With the prediction of a large cherry crop in 1919, pickers were recruited and brought in by train and steamboat. With the Fruit Growers Canning Company, larger amounts of cherries could be handled in a day. By the time cherries expanded to over 10,000 acres, it became a challenge to maintain a large enough workforce. The Peninsular Station started an active program with the UW-Agricultural Engineering Department to develop a mechanical cherry harvester.

Today, a mechanical cherry shaker can harvest 60-100 trees in an hour. After shaking, the cherries are immediately cooled in chilled water to preserve freshness. Some are sweetened or left unsweetened, and then frozen to preserve the outstanding quality of the Wisconsin red tart cherry.

Most cherries grown in Wisconsin are tart cherries, as they are hardy enough to survive cold Wisconsin winters. Tart cherries are seldom eaten fresh, but instead are used in pies and jams. When selecting cherries, look for those that are large, firm, and have even, deep-red coloring.

Health Benefits

The health benefits of tart cherries range from heart disease and cancer prevention to sleep enhancement, and much more. Ongoing research has shown that daily consumption of these tart cherries has the potential to reduce the pain associated with arthritis and gout. Not only that, but the significant levels of melatonin in these tart cherries improve sleeping, wakefulness during the daytime and function as an antioxidant. Cherries destroy free radicals in your body which cause cancer and other diseases. There is no better way to maintain a healthy lifestyle than the consumption of this tasty fruit.

Cherries are known for their heart-health benefits, specifically low calories, loads of fiber, vitamins, minerals and nutrients. This long-stemmed fruit delivers potassium, magnesium and calcium, too. Cherries are a high source of antioxidants that help combat stress, chronic diseases and premature aging. In addition, cherries effectively reduce inflammation and promote overall health.

Importance to Wisconsin

Door County’s cooler spring months and unique soil composition make it an ideal spot for growing cherries. Early farmers in the county observed this and developed some of the earliest and largest fruit orchards in the state. Some of the biggest names in the county – such as Seaquist, Lautenbach and Zettel – got their start with a modest grove of cherry trees, eventually making the words “Door County” synonymous with “cherries.”

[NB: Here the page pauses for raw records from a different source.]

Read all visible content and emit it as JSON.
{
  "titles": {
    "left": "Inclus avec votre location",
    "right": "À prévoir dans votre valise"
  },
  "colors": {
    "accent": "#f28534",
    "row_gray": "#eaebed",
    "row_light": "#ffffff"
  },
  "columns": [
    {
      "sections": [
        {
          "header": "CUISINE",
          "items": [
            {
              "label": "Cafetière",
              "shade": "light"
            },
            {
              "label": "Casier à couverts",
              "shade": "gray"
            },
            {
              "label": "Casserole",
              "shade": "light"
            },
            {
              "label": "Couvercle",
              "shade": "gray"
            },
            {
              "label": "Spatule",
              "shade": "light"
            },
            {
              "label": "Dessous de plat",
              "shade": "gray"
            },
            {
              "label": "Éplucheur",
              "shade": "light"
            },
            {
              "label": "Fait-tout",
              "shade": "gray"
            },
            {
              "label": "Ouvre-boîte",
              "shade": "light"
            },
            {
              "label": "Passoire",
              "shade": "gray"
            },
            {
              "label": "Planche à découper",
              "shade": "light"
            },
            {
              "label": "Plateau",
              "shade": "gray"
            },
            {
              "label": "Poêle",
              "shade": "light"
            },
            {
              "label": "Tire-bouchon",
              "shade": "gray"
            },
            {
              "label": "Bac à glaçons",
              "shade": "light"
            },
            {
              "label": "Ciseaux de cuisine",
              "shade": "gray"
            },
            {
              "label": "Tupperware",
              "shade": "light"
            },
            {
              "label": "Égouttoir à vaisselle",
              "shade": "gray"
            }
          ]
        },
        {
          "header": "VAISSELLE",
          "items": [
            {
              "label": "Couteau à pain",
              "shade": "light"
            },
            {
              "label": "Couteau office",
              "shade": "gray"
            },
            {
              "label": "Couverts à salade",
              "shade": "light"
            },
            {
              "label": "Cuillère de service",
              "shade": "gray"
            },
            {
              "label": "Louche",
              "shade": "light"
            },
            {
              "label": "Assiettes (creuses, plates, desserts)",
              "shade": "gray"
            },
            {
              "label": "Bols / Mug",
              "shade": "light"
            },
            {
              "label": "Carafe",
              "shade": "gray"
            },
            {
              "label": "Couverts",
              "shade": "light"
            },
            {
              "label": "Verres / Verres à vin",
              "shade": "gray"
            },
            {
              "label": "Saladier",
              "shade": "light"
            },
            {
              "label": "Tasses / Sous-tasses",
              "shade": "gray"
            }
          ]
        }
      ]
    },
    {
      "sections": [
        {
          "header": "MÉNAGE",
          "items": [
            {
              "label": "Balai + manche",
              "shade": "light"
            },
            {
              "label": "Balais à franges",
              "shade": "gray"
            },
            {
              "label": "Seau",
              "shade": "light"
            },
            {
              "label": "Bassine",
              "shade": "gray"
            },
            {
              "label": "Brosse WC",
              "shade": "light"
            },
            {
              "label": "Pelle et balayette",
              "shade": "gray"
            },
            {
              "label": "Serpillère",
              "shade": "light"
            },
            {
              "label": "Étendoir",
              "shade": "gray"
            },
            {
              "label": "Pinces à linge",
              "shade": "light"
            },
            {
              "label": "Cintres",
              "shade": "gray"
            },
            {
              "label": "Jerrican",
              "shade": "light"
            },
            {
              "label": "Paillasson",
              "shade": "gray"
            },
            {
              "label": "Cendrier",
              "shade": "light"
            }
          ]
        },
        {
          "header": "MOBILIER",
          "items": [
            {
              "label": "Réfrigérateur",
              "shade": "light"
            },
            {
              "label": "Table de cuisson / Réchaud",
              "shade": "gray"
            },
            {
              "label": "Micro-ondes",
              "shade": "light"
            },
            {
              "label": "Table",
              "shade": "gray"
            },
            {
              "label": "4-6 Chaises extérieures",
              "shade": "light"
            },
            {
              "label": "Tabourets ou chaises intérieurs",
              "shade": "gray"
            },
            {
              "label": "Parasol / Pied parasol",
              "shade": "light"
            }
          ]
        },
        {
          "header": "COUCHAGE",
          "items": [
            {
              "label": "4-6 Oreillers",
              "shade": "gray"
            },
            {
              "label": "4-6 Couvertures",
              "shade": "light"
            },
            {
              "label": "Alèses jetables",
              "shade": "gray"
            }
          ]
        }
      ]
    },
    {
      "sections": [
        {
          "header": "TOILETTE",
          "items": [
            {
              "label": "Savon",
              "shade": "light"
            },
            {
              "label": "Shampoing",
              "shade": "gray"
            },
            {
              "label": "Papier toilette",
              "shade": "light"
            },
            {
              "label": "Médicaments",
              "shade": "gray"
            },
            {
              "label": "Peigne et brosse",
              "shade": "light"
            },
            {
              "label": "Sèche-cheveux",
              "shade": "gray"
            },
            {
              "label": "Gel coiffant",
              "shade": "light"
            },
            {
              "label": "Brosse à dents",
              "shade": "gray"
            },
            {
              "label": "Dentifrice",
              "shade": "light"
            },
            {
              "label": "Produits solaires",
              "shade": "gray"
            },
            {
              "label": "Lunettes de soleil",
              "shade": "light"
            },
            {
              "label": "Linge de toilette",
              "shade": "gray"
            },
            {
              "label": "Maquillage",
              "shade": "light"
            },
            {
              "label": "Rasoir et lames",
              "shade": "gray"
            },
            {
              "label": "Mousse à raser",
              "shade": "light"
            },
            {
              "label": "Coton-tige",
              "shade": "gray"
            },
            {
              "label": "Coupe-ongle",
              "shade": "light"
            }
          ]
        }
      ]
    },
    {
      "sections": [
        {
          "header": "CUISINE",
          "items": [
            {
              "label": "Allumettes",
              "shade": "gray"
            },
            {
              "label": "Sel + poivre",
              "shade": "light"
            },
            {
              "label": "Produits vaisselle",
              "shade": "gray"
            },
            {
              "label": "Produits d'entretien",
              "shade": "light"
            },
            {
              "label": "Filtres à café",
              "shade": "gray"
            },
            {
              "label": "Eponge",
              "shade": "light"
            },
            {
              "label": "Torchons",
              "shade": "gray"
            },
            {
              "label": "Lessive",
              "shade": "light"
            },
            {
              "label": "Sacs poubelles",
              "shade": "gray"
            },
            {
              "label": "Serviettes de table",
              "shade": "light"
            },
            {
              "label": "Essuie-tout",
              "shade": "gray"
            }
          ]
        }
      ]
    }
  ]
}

Cherries not only played a big role in the economy of Door County, but they also expanded the local culture by attracting workers from afar, including Texas, Mexico, Jamaica and Haiti. The workers came during the busy harvest period and brought along their cooking and language to share with residents and workers.

Technological advances eventually made picking easier and there was no longer a need for an influx of workers, but memories of those early experiences still live on through stories and culture. Nowadays, visitors and locals love to make picking cherries an annual tradition at many of the local orchards that offer “pick your own” buckets.

Join in the celebration this month and participate in ways to incorporate more cherries in your life!